Thank you for your review of Wayback. I only had two real goals for this book: one, I hoped it would be enjoyable and allow a person to get lost in the world that then "was." Second, to allow a person to really consider the Flood outside of a mythological perspective - this is an event that really happened. So many Christians don't think about how important Genesis and the Flood is to the faith. It tells us everything that science cannot: where we came from, why we are in the condition we are in and why the world looks and acts the way it does.

My end goal was to try to stitch together many theories in some cohesive manner that would still allow story and not be a text book. At the end I have realized that we sometimes try to jam everything into the Flood and its aftermath (such as sedmentary rock) - it doesn't all have to be caused by the Flood - it could be there by design. My second book deals with this (it's not a sequel to Wayback and takes place in modern times.)
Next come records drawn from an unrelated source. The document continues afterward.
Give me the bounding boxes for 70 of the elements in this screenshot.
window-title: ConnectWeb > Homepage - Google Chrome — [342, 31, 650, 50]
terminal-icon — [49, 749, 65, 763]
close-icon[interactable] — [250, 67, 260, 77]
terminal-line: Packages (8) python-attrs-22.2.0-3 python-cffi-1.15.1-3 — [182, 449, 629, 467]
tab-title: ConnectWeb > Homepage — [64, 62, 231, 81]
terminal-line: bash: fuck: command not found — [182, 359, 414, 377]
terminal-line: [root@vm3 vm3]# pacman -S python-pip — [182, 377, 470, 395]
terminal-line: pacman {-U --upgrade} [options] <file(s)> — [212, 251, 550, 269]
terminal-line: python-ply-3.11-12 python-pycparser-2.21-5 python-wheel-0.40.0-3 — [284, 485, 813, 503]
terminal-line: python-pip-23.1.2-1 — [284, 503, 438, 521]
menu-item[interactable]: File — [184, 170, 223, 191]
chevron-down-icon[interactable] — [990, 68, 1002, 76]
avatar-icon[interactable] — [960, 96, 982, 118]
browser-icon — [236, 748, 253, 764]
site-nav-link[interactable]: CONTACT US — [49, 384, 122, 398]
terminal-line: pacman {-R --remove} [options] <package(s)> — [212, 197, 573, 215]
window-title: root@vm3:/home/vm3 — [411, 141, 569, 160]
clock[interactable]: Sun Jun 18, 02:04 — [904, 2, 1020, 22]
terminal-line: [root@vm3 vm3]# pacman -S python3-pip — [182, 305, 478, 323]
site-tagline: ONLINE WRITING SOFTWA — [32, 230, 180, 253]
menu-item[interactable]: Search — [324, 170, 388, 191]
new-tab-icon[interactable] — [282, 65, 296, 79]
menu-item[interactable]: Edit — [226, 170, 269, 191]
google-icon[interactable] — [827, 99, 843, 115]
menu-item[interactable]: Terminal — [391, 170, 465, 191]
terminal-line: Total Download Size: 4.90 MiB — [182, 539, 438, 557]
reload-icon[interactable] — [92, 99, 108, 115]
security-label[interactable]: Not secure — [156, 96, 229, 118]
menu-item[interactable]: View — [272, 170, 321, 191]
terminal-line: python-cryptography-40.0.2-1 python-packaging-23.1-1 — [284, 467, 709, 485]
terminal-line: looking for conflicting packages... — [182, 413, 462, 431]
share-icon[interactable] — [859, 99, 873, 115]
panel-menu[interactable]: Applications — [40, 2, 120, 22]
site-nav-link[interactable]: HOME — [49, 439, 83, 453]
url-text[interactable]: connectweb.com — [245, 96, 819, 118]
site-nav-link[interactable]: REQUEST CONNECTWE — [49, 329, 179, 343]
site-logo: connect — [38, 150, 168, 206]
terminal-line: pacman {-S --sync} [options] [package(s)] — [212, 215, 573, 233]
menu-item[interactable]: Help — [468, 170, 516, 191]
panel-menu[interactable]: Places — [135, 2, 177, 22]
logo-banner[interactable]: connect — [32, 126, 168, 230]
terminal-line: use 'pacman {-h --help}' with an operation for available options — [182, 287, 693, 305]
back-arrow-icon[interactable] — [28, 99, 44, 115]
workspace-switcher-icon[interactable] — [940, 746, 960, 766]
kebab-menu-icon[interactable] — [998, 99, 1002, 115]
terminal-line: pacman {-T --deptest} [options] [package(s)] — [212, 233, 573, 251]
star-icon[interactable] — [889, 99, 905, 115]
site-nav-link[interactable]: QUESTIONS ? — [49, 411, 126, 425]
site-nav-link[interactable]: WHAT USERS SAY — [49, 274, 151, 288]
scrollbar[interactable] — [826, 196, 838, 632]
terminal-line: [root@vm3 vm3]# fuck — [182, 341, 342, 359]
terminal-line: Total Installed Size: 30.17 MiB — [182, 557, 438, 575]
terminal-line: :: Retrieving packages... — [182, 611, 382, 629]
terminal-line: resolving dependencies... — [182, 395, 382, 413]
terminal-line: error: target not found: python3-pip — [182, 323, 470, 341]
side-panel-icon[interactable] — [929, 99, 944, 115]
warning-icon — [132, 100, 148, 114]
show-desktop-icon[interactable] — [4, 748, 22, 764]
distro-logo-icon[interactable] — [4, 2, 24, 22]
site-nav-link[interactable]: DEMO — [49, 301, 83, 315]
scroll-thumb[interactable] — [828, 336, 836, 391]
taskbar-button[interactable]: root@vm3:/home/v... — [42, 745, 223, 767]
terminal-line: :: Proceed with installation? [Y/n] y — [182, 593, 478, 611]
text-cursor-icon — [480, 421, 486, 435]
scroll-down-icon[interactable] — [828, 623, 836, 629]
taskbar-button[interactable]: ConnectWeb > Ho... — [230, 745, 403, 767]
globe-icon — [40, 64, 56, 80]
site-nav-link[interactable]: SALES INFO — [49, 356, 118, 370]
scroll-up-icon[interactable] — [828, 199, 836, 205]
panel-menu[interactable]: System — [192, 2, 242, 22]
I'm glad you enjoyed the trip, but more...I'm glad you think deeply about Genesis and what it means.

Blessings,

Sam

Steve-n-Deb said...

Sam, I'd like to hear more about how sedimentary rocks with their fossils could be there by design. That is a new idea for me.

Sam Batterman said...

Sediments don't have to include Fossils and I'm not stating that they have to. The layers of rocks beneath our feet were not all laid down by the Flood. Clearly, much of it was there by design (at the time of creation). The point that God designed this stack of rock specifically and with great insight (obviously - I mean, He is God) has huge implications to everything that we associate with sediments - namely petroleum, metal deposits, the association of organic molecules with petroleum, the formation of coal, the association of methane and helium with peteroleum reserves and the relationship of carbon to Gold mines. Titan, the largest moon of Saturn has been shown by instrumetns to contain petroleum in the form of methane. Pretty sure there wasn't a worldwide flood on Titan (at least we weren't told about it in God's Word) and I'm pretty sure a bunch of dinos and plants didn't die to create these petroleum signatures. The Flood isn't the only reason everything is the way it is...there are many other possibilities. Please note that I still hold to early earth, Universal Flood, the Ark, the saving of human and animal life and the large scale devastation of the planet's face.